Pretty basic stuff, so lets add and import Control.Parallel
, instruct
the RTS to use a number of threads that suits the CPU in use and
everything should be fine. Right?
This is the new code:
runServer :: [String] -> IO ()
runServer channels = scotty 3000 $ do
get "/" $ do
videos <- fmap (sort . concatMaybe) . liftIO . sequence $
parMap rpar scrapeChannel channels
html . renderVideos $ take 50 videos
-- ... and more routes
This looks neat and one might think it does what we want it to do. But looking at the actual performance when using 15 channels, this code is only about 20% faster, even when using 8 or more threads on a CPU with more than enough cores. Time for some more in depth analysis. The first thing I decided to look at was good old top. YouTube is not too slow in terms of respond times, so with a couple of threads one could assume we get to start scraping the page fairly early on, which results in increased CPU usage. But looking at top while refreshing the page revealed that the CPU was idling for a good 10 seconds before starting to scrape at all. Scraping was then run concurrently for the collected pages, so all cores were used and the actual scraping only took a second.
A look at Wireshark confirmed the problem. Wireshark recorded a new request to YouTube every second before scraping started. I looked around a bit in Scalpel, the scraping library I used and the curl bindings that were used for the actual requests, but nothing indicated any problems with making multiple requests at the same time.
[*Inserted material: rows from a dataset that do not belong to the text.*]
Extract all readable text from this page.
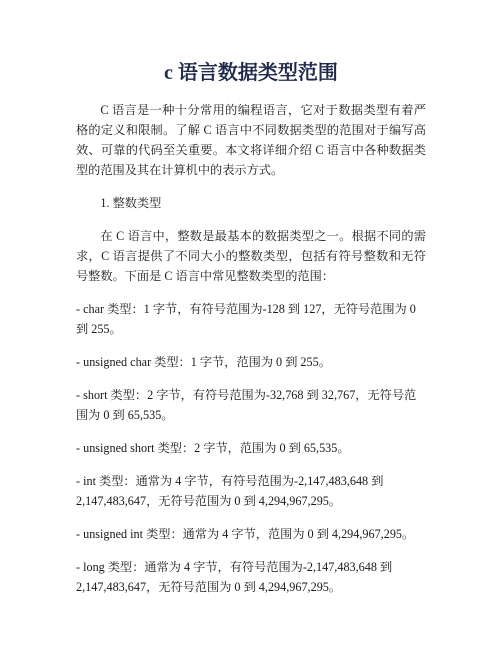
c 语言数据类型范围

C 语言是一种十分常用的编程语言，它对于数据类型有着严格的定义和限制。了解 C 语言中不同数据类型的范围对于编写高效、可靠的代码至关重要。本文将详细介绍 C 语言中各种数据类型的范围及其在计算机中的表示方式。

1. 整数类型

在 C 语言中，整数是最基本的数据类型之一。根据不同的需求，C 语言提供了不同大小的整数类型，包括有符号整数和无符号整数。下面是 C 语言中常见整数类型的范围：

- char 类型：1 字节，有符号范围为-128 到 127，无符号范围为 0 到 255。

- unsigned char 类型：1 字节，范围为 0 到 255。

- short 类型：2 字节，有符号范围为-32,768 到 32,767，无符号范围为 0 到 65,535。

- unsigned short 类型：2 字节，范围为 0 到 65,535。

- int 类型：通常为 4 字节，有符号范围为-2,147,483,648 到 2,147,483,647，无符号范围为 0 到 4,294,967,295。

- unsigned int 类型：通常为 4 字节，范围为 0 到 4,294,967,295。

- long 类型：通常为 4 字节，有符号范围为-2,147,483,648 到 2,147,483,647，无符号范围为 0 到 4,294,967,295。
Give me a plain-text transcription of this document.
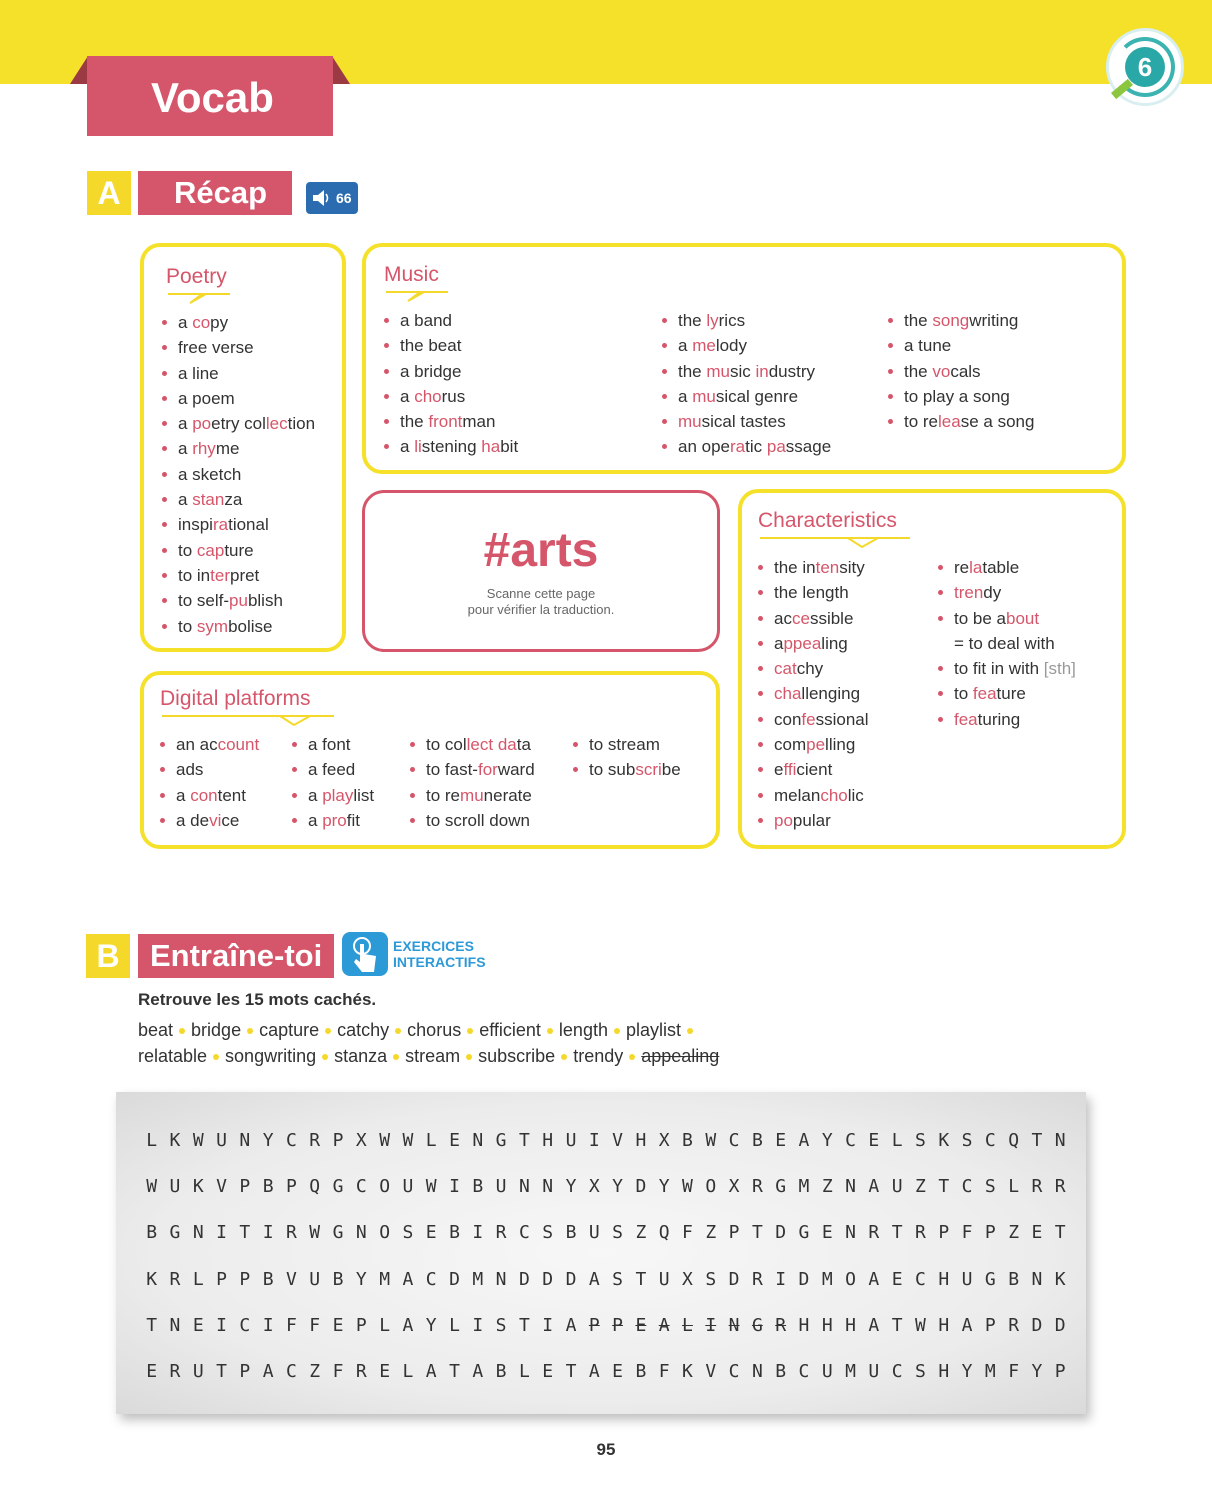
Vocab
6
A	Récap	66
Poetry
a copy
free verse
a line
a poem
a poetry collection
a rhyme
a sketch
a stanza
inspirational
to capture
to interpret
to self-publish
to symbolise
Music
a band
the beat
a bridge
a chorus
the frontman
a listening habit
the lyrics
a melody
the music industry
a musical genre
musical tastes
an operatic passage
the songwriting
a tune
the vocals
to play a song
to release a song
#arts
Scanne cette page
pour vérifier la traduction.
Characteristics
the intensity
the length
accessible
appealing
catchy
challenging
confessional
compelling
efficient
melancholic
popular
relatable
trendy
to be about
= to deal with
to fit in with [sth]
to feature
featuring
Digital platforms
an account
ads
a content
a device
a font
a feed
a playlist
a profit
to collect data
to fast-forward
to remunerate
to scroll down
to stream
to subscribe
B Entraîne-toi	EXERCICES
INTERACTIFS
Retrouve les 15 mots cachés.
beat bridge capture catchy chorus efficient length playlist
relatable songwriting stanza stream subscribe trendy appealing
L K W U N Y C R P X W W L E N G T H U I V H X B W C B E A Y C E L S K S C Q T N
W U K V P B P Q G C O U W I B U N N Y X Y D Y W O X R G M Z N A U Z T C S L R R
B G N I T I R W G N O S E B I R C S B U S Z Q F Z P T D G E N R T R P F P Z E T
K R L P P B V U B Y M A C D M N D D D A S T U X S D R I D M O A E C H U G B N K
T N E I C I F F E P L A Y L I S T I A P P E A L I N G R H H H A T W H A P R D D
E R U T P A C Z F R E L A T A B L E T A E B F K V C N B C U M U C S H Y M F Y P
95
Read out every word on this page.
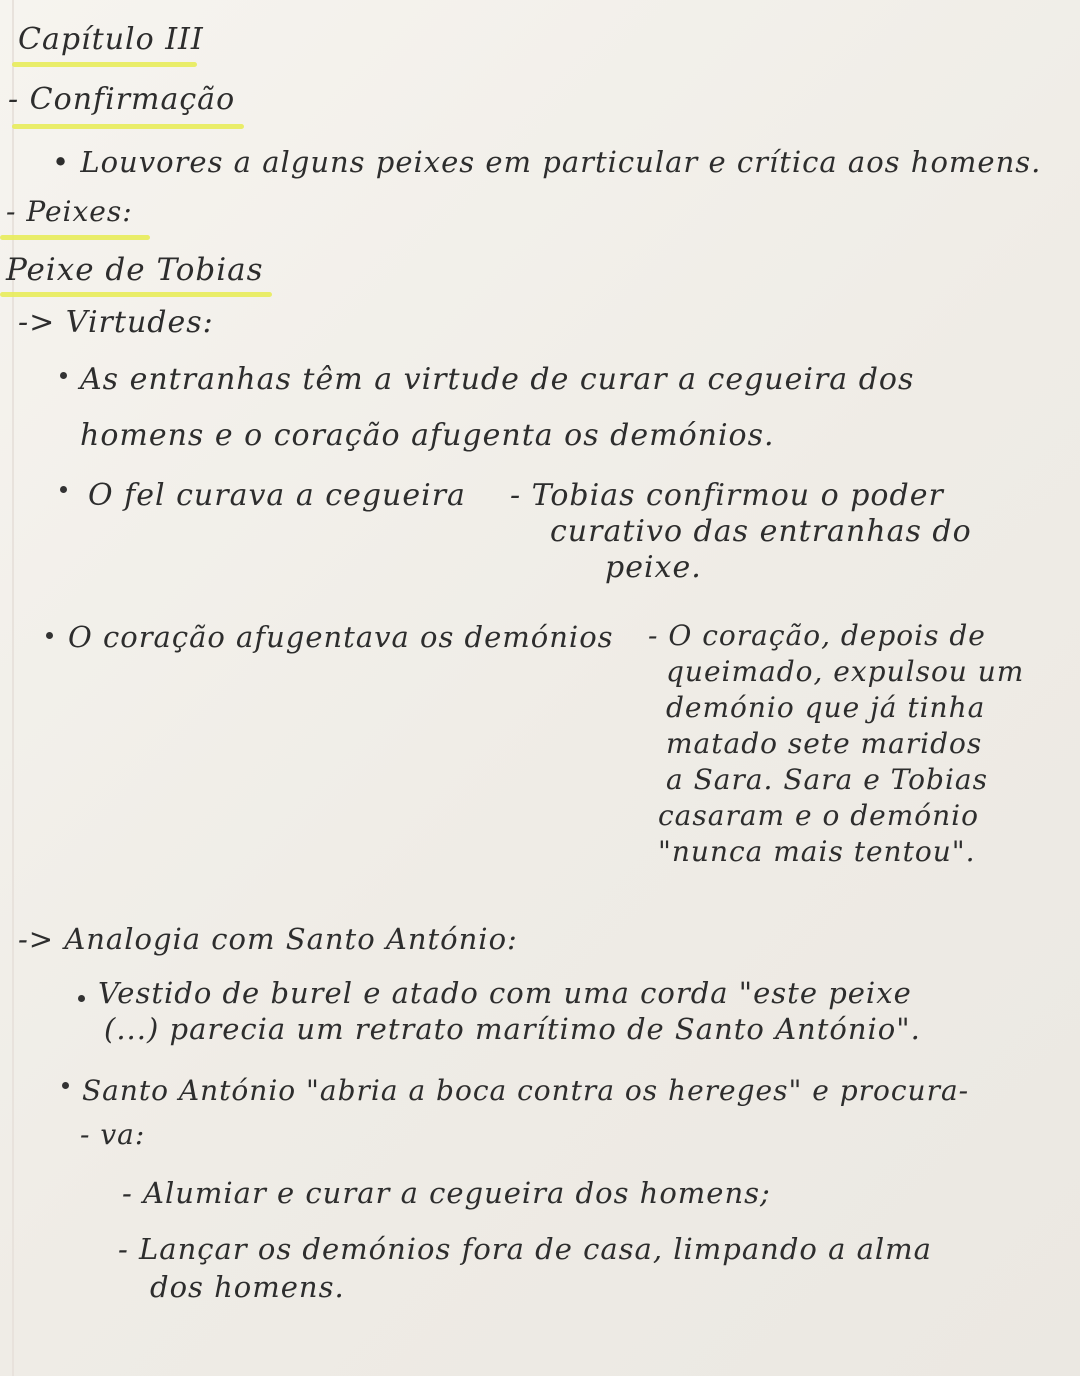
Capítulo III
- Confirmação
• Louvores a alguns peixes em particular e crítica aos homens.
- Peixes:
Peixe de Tobias
-> Virtudes:
As entranhas têm a virtude de curar a cegueira dos
homens e o coração afugenta os demónios.
O fel curava a cegueira - Tobias confirmou o poder
curativo das entranhas do
peixe.
O coração afugentava os demónios - O coração, depois de
queimado, expulsou um
demónio que já tinha
matado sete maridos
a Sara. Sara e Tobias
casaram e o demónio
"nunca mais tentou".
-> Analogia com Santo António:
Vestido de burel e atado com uma corda "este peixe
(...) parecia um retrato marítimo de Santo António".
Santo António "abria a boca contra os hereges" e procura-
- va:
- Alumiar e curar a cegueira dos homens;
- Lançar os demónios fora de casa, limpando a alma
dos homens.
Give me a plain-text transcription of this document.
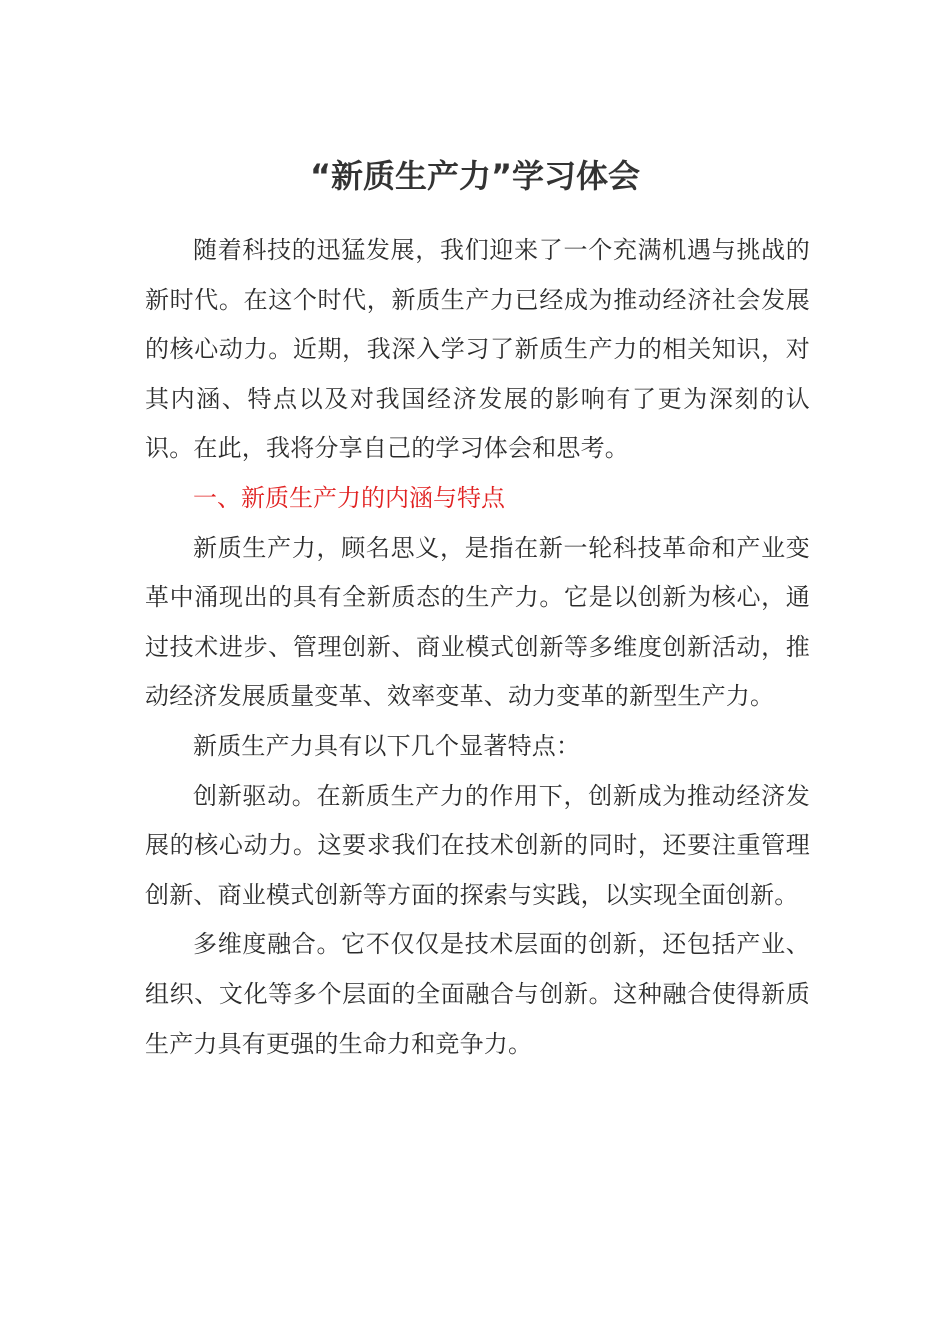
“新质生产力”学习体会

随着科技的迅猛发展，我们迎来了一个充满机遇与挑战的新时代。在这个时代，新质生产力已经成为推动经济社会发展的核心动力。近期，我深入学习了新质生产力的相关知识，对其内涵、特点以及对我国经济发展的影响有了更为深刻的认识。在此，我将分享自己的学习体会和思考。

一、新质生产力的内涵与特点

新质生产力，顾名思义，是指在新一轮科技革命和产业变革中涌现出的具有全新质态的生产力。它是以创新为核心，通过技术进步、管理创新、商业模式创新等多维度创新活动，推动经济发展质量变革、效率变革、动力变革的新型生产力。

新质生产力具有以下几个显著特点：

创新驱动。在新质生产力的作用下，创新成为推动经济发展的核心动力。这要求我们在技术创新的同时，还要注重管理创新、商业模式创新等方面的探索与实践，以实现全面创新。

多维度融合。它不仅仅是技术层面的创新，还包括产业、组织、文化等多个层面的全面融合与创新。这种融合使得新质生产力具有更强的生命力和竞争力。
So, now for the big reveal. For those who do not know, Haskell's
Parallel
only works for pure parts of code, so no I/O, which hinders
you from creating things like race conditions, deadlocks and other
really bad stuff. That is a good thing. So, if you want to do concurrent
(or parallel) I/O, you need to use Concurrent
, which brings internal
threads, thread communication tools and this kind of stuff. Now, this is
all pretty dangerous territory in that with these tools, we can create
the bad things mentioned above, which we do not want to risk, at least
not if there are better alternatives. And as it turns out, there are.
Use async. Async is
essentially a wrapper around all the evil stuff that makes it harder to
shoot yourself in the foot. For us, there is this neat function called
mapConcurrently
, which does exactly what we want. Do a map
, do it
concurrently, and do it with IO
. So this is what we get:
runServer :: [String] -> IO ()
runServer channels = scotty 3000 $ do
get "/" $ do
videos <- fmap (sort . concatMaybe) . liftIO $
mapConcurrently scrapeChannel channels
html . renderVideos $ take 50 videos
-- ... and more routes
And it does exactly what we want, it starts scraping as soon as the first request has returned a page for use, which reduces the runtime by more than half.